In [1]:
import numpy
import torch
import tensorflow as tf

In [2]:
torch.set_default_dtype(torch.float64)
tf.keras.config.set_floatx('float64')

In [3]:
def add_to_class(Class):  
    """Register functions as methods in created class."""
    def wrapper(obj):
        setattr(Class, obj.__name__, obj)
    return wrapper

# Dataset

## create dataset

In [4]:
from sklearn.datasets import make_classification

M: int = 100
N: int = 5
N_CLASS: int = 3

X, Y = make_classification(n_samples=M, n_features=N, n_classes=N_CLASS,
                           n_informative=N-1, n_redundant=0)

print(X.shape)
print(Y.shape)

(100, 5)
(100,)


## one hot encoding

In [5]:
Y_hat = torch.nn.functional.one_hot(torch.tensor(Y).long(), 3)
Y_hat.shape

torch.Size([100, 3])

## split dataset into train and valid

In [6]:
X_train, X_valid = torch.tensor(X[:85]), torch.tensor(X[85:])
Y_train, Y_valid = Y_hat[:85], Y_hat[85:]
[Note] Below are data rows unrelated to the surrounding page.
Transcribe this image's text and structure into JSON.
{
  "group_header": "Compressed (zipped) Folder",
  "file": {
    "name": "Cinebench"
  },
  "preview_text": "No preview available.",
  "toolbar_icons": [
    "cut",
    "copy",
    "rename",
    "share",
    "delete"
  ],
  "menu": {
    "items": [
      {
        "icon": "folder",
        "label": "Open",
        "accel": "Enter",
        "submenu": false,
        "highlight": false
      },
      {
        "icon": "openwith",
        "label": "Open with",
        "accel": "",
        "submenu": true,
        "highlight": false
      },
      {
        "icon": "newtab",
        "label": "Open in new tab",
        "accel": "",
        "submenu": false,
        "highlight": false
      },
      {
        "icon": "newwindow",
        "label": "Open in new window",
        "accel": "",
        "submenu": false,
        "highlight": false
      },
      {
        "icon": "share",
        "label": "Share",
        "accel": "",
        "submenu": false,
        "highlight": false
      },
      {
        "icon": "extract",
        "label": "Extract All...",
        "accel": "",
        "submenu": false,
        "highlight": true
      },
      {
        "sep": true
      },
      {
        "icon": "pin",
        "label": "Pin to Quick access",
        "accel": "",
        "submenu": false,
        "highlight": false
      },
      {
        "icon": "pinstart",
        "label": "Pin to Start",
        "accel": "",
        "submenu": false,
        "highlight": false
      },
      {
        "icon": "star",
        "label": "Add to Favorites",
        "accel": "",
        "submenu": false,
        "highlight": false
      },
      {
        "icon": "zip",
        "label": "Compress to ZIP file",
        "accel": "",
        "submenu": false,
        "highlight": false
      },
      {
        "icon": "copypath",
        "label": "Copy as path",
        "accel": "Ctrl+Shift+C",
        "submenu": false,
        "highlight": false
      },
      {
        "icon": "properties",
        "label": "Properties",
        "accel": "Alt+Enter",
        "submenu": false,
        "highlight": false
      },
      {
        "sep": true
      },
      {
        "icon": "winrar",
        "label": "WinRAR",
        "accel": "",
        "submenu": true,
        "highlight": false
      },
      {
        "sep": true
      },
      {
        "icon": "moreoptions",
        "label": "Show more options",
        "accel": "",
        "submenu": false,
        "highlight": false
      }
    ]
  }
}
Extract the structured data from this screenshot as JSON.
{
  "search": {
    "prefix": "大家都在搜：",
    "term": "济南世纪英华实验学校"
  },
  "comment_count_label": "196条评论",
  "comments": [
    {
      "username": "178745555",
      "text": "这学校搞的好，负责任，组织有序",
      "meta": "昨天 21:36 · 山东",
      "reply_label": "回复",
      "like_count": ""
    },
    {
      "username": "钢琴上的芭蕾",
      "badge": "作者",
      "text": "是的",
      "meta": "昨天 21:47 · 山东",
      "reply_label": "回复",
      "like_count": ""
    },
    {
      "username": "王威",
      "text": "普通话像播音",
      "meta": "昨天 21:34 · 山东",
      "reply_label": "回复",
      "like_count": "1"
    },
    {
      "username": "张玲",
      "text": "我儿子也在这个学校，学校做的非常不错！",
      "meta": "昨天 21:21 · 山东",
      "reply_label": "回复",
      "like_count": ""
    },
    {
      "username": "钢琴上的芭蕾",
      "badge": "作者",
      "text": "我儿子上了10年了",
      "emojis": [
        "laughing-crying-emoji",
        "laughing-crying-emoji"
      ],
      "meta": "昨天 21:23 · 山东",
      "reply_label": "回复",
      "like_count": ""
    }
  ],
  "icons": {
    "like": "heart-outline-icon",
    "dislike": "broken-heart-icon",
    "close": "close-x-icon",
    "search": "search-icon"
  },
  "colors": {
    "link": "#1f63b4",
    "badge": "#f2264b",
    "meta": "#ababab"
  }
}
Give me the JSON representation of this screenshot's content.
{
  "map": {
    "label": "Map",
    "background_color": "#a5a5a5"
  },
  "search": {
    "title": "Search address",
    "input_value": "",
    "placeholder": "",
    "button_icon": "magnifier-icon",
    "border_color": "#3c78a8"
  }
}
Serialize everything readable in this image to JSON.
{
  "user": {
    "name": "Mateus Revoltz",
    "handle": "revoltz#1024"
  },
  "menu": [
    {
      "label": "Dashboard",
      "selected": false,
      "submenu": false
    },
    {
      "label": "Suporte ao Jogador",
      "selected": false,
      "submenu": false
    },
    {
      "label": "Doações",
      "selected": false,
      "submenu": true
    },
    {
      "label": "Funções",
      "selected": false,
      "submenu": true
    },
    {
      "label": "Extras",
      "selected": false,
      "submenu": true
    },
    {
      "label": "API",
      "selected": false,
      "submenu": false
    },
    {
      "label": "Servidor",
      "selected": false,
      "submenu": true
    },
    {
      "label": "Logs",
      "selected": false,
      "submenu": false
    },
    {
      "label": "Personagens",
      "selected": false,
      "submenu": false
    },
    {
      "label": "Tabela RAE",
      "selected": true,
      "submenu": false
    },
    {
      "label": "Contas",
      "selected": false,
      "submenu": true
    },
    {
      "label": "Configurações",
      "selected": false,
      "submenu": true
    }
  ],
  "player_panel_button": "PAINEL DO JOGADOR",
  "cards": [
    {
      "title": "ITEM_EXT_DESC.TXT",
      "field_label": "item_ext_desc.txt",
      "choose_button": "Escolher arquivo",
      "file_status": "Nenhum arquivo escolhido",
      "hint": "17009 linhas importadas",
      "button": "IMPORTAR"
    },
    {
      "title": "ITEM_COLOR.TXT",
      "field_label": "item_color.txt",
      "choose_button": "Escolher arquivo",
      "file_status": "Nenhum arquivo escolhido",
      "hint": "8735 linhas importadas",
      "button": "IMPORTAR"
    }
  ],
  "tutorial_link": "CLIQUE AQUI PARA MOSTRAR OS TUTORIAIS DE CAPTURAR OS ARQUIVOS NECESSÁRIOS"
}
print(X_train.shape, Y_train.shape)
print(X_valid.shape, Y_valid.shape)

torch.Size([85, 5]) torch.Size([85, 3])
torch.Size([15, 5]) torch.Size([15, 3])


# Model

## weights and bias

Trainables parameters
$$
\begin{align*}
\mathbf{W} &\in \mathbb{R}^{N \times Q} \\
\mathbf{b} &\in \mathbb{R}^{Q}
\end{align*}
$$
where $N$ is the number of features and $Q$ is the number of classes.

In [7]:
class SoftmaxClassifier:
    def __init__(self, n_features: int, n_classes: int):
        self.w = torch.randn(n_features, n_classes)
        self.b = torch.randn(n_classes)

    def copy_params(self, tf_model) -> None:
        """Copy the parameters from a TensorFlow model to this PyTorch model.

        Args:
            tf_model: A TensorFlow model from which to copy the parameters.

        Returns:
            None
        """
        self.w.copy_(torch.tensor(tf_model.weights[0].numpy()[:,0]))
        self.b.copy_(torch.tensor(tf_model.weights[1].numpy()))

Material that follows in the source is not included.